Po pierwsze, utrzymywać pozycje w środku pola.

Vladimir Petković wstaje z ławki rezerwowych i zaczyna machać rękoma. Pozornie dziwaczne zachowanie selekcjonera Szwajcarów ma jednak dla jego zespołu ogromne znaczenie. Wtedy Granit Xhaka, Blerim Džemaili i Valon Behrami zaczynają zmieniać się pozycjami w środku pola, przyspieszają grę podaniami i starają się sprowokować rywali do popełnienia błędu w ustawieniu. Widziałem to w meczu z Rumunią (1:1) w Paryżu, udawało się to Szwajcarom także w spotkaniu z Francją. Jeśli trio Helwetów zakręci Grzegorzowi Krychowiakowi i Krzysztofowi Mączyńskiemu w głowie, od razu będzie groźnie pod bramką Łukasza Fabiańskiego.
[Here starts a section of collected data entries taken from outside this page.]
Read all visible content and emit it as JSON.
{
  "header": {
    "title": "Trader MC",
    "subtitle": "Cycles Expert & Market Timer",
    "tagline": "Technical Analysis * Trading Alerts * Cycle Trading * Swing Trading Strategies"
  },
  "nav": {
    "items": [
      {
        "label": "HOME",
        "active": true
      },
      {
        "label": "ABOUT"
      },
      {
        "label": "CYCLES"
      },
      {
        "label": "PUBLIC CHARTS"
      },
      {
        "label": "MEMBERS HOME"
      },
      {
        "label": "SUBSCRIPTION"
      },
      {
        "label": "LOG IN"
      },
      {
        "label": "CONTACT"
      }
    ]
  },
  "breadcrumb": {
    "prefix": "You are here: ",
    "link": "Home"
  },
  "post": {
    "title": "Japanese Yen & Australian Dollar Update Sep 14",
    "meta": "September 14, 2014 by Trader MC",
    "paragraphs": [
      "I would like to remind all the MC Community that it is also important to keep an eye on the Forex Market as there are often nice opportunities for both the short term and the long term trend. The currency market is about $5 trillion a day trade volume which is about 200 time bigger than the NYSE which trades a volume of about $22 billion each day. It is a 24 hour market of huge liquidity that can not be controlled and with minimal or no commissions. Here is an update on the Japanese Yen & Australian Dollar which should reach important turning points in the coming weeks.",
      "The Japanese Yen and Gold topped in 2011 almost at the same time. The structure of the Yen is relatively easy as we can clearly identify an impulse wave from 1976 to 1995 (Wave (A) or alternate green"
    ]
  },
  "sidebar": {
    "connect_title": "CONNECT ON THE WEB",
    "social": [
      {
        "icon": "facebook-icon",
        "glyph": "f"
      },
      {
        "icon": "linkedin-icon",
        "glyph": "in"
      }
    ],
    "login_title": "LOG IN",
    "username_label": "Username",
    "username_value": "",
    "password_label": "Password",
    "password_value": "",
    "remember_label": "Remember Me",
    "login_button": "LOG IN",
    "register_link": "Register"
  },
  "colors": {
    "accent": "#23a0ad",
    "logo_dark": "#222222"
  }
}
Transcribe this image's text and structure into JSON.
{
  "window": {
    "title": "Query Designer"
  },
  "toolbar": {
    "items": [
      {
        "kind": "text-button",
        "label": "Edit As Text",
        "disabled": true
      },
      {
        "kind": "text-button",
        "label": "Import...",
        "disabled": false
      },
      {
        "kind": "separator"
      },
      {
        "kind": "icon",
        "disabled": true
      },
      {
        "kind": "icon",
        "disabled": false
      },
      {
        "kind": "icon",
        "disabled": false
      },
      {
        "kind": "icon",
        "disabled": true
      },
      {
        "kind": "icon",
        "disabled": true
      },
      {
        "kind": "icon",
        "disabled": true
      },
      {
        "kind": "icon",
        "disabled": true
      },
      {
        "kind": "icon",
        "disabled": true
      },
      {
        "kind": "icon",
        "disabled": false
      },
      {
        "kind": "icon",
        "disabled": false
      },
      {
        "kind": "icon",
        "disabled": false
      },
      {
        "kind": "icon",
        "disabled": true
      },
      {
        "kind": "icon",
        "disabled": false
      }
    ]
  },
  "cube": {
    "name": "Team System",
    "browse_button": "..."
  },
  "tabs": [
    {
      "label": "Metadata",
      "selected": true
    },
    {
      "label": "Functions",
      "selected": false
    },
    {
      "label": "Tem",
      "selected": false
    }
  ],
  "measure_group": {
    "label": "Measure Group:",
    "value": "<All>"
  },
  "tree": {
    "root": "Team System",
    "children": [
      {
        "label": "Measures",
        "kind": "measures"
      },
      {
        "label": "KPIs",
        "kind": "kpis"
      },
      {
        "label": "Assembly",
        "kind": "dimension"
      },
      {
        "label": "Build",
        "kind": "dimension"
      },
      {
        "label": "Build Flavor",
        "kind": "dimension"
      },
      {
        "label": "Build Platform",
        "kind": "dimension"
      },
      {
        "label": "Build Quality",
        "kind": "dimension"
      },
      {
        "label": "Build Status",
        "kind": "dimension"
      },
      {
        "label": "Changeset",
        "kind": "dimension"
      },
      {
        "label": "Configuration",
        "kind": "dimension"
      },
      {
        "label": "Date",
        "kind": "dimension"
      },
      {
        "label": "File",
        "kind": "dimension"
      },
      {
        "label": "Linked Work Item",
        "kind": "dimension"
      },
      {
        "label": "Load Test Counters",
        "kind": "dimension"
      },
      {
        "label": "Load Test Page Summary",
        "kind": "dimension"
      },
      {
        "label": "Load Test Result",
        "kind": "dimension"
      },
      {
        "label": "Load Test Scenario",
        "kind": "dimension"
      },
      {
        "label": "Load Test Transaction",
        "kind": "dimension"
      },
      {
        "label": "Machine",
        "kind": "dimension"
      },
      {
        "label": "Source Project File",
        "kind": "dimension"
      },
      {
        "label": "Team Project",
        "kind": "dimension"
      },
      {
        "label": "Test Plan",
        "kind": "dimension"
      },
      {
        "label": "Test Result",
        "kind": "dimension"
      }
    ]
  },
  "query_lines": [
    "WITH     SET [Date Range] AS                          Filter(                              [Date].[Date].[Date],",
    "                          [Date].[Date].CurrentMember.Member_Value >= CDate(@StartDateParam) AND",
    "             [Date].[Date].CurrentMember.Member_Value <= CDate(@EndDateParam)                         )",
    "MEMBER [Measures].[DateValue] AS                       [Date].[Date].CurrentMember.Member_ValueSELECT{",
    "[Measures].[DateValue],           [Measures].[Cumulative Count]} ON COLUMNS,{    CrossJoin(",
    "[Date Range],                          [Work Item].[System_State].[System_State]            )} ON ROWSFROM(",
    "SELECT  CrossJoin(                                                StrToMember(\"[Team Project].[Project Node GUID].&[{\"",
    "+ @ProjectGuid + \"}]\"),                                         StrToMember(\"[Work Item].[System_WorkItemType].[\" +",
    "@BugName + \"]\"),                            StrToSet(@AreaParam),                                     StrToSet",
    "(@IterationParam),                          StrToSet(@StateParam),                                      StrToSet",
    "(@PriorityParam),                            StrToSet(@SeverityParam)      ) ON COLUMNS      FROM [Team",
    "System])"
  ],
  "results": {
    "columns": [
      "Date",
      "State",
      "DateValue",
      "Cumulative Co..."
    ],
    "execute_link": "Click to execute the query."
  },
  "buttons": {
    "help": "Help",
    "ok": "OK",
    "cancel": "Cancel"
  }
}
Dlatego tak dużo zależy też od napastników, by jeden z nich zawsze wracał bliżej drugiej linii i nie dawał Szwajcarom przewagi liczebnej.

Po drugie, nie dawać miejsca na podania prostopadłe.

Szwajcarzy niemal najrzadziej na Euro 2016 oddają strzały ze strefy prawdy (tylko 55 proc. wszystkich ich prób) - o niej pisałem przy okazji meczu z Ukrainą. Teraz ważniejsze od blokowania z przestrzeni przed polem karnym będzie nie dopuszczanie do prostopadłych podań. W fachowym języku piłkarskim istnieje pojęcie "pół-przestrzeni", czyli odległości między bocznymi i środkowymi obrońcami. W nie często wbiegają skrzydłowi Szwajcarów, tam też zagrywane są piłki przez środkowych pomocników a nawet Harisa Seferovicia. Jeśli Polacy będą grali blisko siebie, to mogą odciąć rywali od ich najważniejszej broni w strefie ataku.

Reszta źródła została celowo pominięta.